LEROS is a family of chemical rocket engines manufactured by Nammo at Westcott, Buckinghamshire, United Kingdom. LEROS engines have been used as primary apogee engines for telecommunications satellites such as the Lockheed Martin A2100 as well as deep space missions such as Juno.
The family of engines derives from the LEROS 1 which was developed and qualified in the 1990s by Royal Ordnance.

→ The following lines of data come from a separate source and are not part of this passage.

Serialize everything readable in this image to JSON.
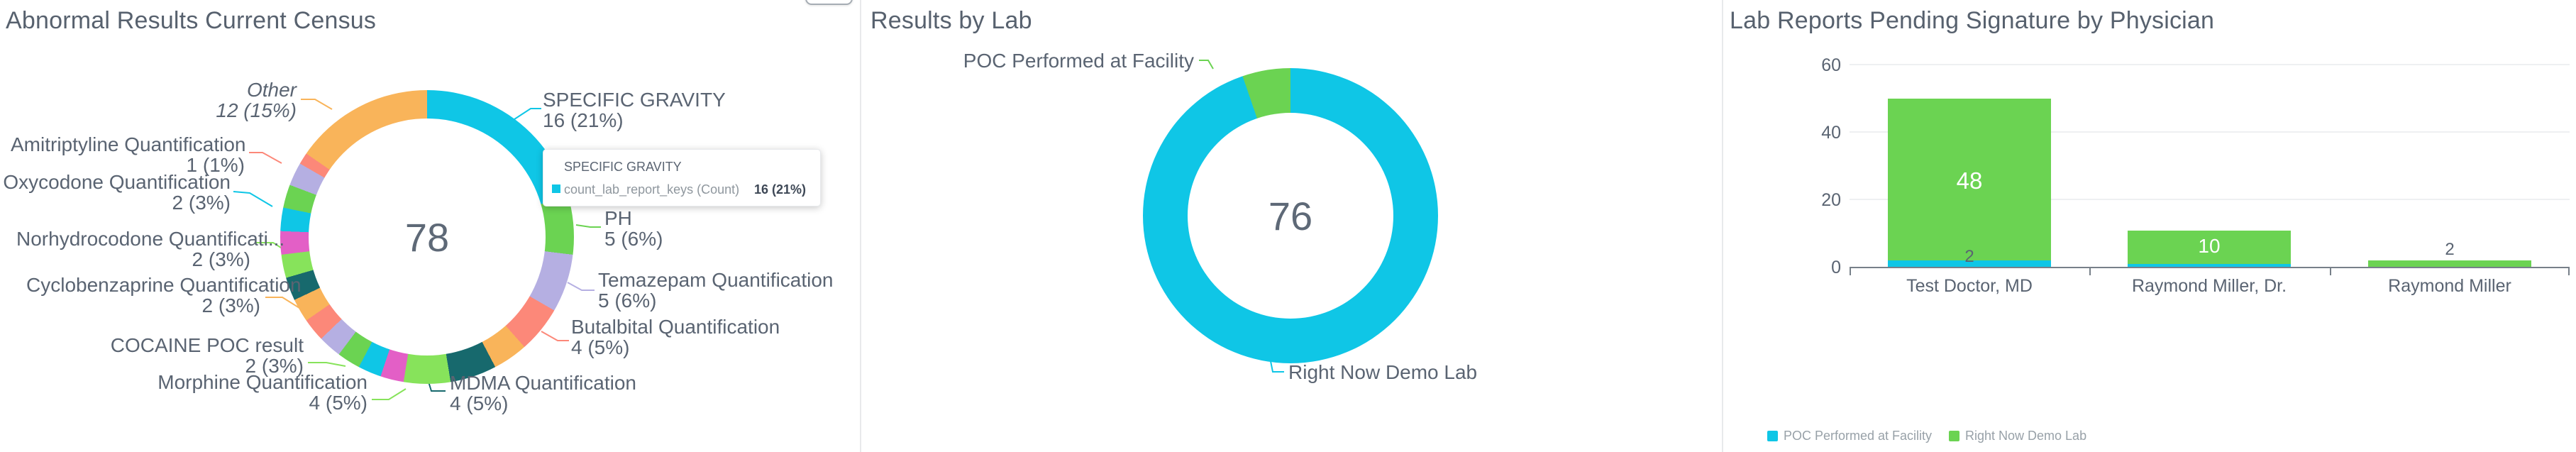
{
  "palette": {
    "cyan": "#0fc6e6",
    "green": "#6bd352",
    "lavender": "#b5afe2",
    "salmon": "#fc8879",
    "orange": "#f9b45a",
    "darkteal": "#17696d",
    "lightgreen": "#87e35b",
    "magenta": "#e35fc6"
  },
  "colors": {
    "title_text": "#57616e",
    "label_text": "#5a6472",
    "secondary_text": "#98a1a8",
    "gridline": "#eef0f2",
    "axis_line": "#778089",
    "divider": "#e8e9eb"
  },
  "chart_data": [
    {
      "type": "pie",
      "donut": true,
      "title": "Abnormal Results Current Census",
      "center_label": "78",
      "total": 78,
      "legend_position": "none",
      "segments": [
        {
          "label": "SPECIFIC GRAVITY",
          "value": 16,
          "display": "16 (21%)",
          "color": "cyan"
        },
        {
          "label": "PH",
          "value": 5,
          "display": "5 (6%)",
          "color": "green"
        },
        {
          "label": "Temazepam Quantification",
          "value": 5,
          "display": "5 (6%)",
          "color": "lavender"
        },
        {
          "label": "Butalbital Quantification",
          "value": 4,
          "display": "4 (5%)",
          "color": "salmon"
        },
        {
          "label": null,
          "value": 3,
          "color": "orange"
        },
        {
          "label": "MDMA Quantification",
          "value": 4,
          "display": "4 (5%)",
          "color": "darkteal"
        },
        {
          "label": "Morphine Quantification",
          "value": 4,
          "display": "4 (5%)",
          "color": "lightgreen"
        },
        {
          "label": null,
          "value": 2,
          "color": "magenta"
        },
        {
          "label": null,
          "value": 2,
          "color": "cyan"
        },
        {
          "label": "COCAINE POC result",
          "value": 2,
          "display": "2 (3%)",
          "color": "green"
        },
        {
          "label": null,
          "value": 2,
          "color": "lavender"
        },
        {
          "label": null,
          "value": 2,
          "color": "salmon"
        },
        {
          "label": "Cyclobenzaprine Quantification",
          "value": 2,
          "display": "2 (3%)",
          "color": "orange"
        },
        {
          "label": null,
          "value": 2,
          "color": "darkteal"
        },
        {
          "label": "Norhydrocodone Quantificati...",
          "value": 2,
          "display": "2 (3%)",
          "color": "lightgreen"
        },
        {
          "label": null,
          "value": 2,
          "color": "magenta"
        },
        {
          "label": "Oxycodone Quantification",
          "value": 2,
          "display": "2 (3%)",
          "color": "cyan"
        },
        {
          "label": null,
          "value": 2,
          "color": "green"
        },
        {
          "label": null,
          "value": 2,
          "color": "lavender"
        },
        {
          "label": "Amitriptyline Quantification",
          "value": 1,
          "display": "1 (1%)",
          "color": "salmon"
        },
        {
          "label": "Other",
          "value": 12,
          "display": "12 (15%)",
          "color": "orange"
        }
      ],
      "tooltip": {
        "title": "SPECIFIC GRAVITY",
        "metric": "count_lab_report_keys (Count)",
        "value": "16 (21%)"
      }
    },
    {
      "type": "pie",
      "donut": true,
      "title": "Results by Lab",
      "center_label": "76",
      "total": 76,
      "legend_position": "none",
      "segments": [
        {
          "label": "Right Now Demo Lab",
          "value": 72,
          "color": "cyan"
        },
        {
          "label": "POC Performed at Facility",
          "value": 4,
          "color": "green"
        }
      ]
    },
    {
      "type": "bar",
      "stacked": true,
      "title": "Lab Reports Pending Signature by Physician",
      "categories": [
        "Test Doctor, MD",
        "Raymond Miller, Dr.",
        "Raymond Miller"
      ],
      "series": [
        {
          "name": "POC Performed at Facility",
          "color": "cyan",
          "values": [
            2,
            1,
            0
          ]
        },
        {
          "name": "Right Now Demo Lab",
          "color": "green",
          "values": [
            48,
            10,
            2
          ]
        }
      ],
      "ylim": [
        0,
        60
      ],
      "yticks": [
        60,
        40,
        20,
        0
      ],
      "grid": true,
      "legend_position": "bottom",
      "value_labels": {
        "test_doctor_green": "48",
        "test_doctor_poc": "2",
        "raymond_dr_green": "10",
        "raymond_green": "2"
      }
    }
  ]
}
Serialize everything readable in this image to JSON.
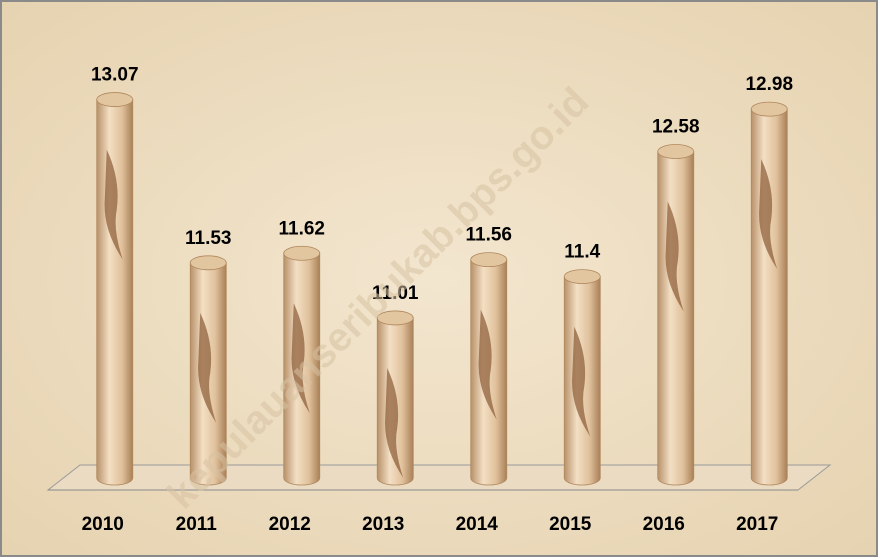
{
  "chart_data": {
    "type": "cylinder-bar",
    "categories": [
      "2010",
      "2011",
      "2012",
      "2013",
      "2014",
      "2015",
      "2016",
      "2017"
    ],
    "values": [
      13.07,
      11.53,
      11.62,
      11.01,
      11.56,
      11.4,
      12.58,
      12.98
    ],
    "color": "#e2c6a0",
    "ylim": [
      9.5,
      13.5
    ],
    "watermark": "kepulauanseribukab.bps.go.id"
  }
}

The in-space propulsion business was acquired by British Aerospace, then had a sequence of owners including American Pacific Corporation, Moog (from 2012) and Nammo (2017). The LEROS engines are made of niobium alloy, which is traditionally used for liquid rocket engines such as the attitude control thrusters of the Apollo Lunar Module. As of 2011, more than 70 LEROS 1 series engines had been flown successfully.
|LEROS 1c ||Hydrazine / MON||460 N||325|
|LEROS 1b||Hydrazine / MON||635 N||318|
|LEROS 2b||MMH / MON||407 N||318|
|LEROS 4||MMH / MON||1100 N||323 ||Developed c. 2014 for European Space Agency's (ESA) Mars Robotic Exploration Program |
LEROS engines have been used on a number of NASA and other space agency missions:
There have been helium check valve problems on Juno leading to postponed maneuvers, and a failure after the first burn on Intelsat 33e requiring backup low-thrust jets to be used to bring the satellite to its intended orbit.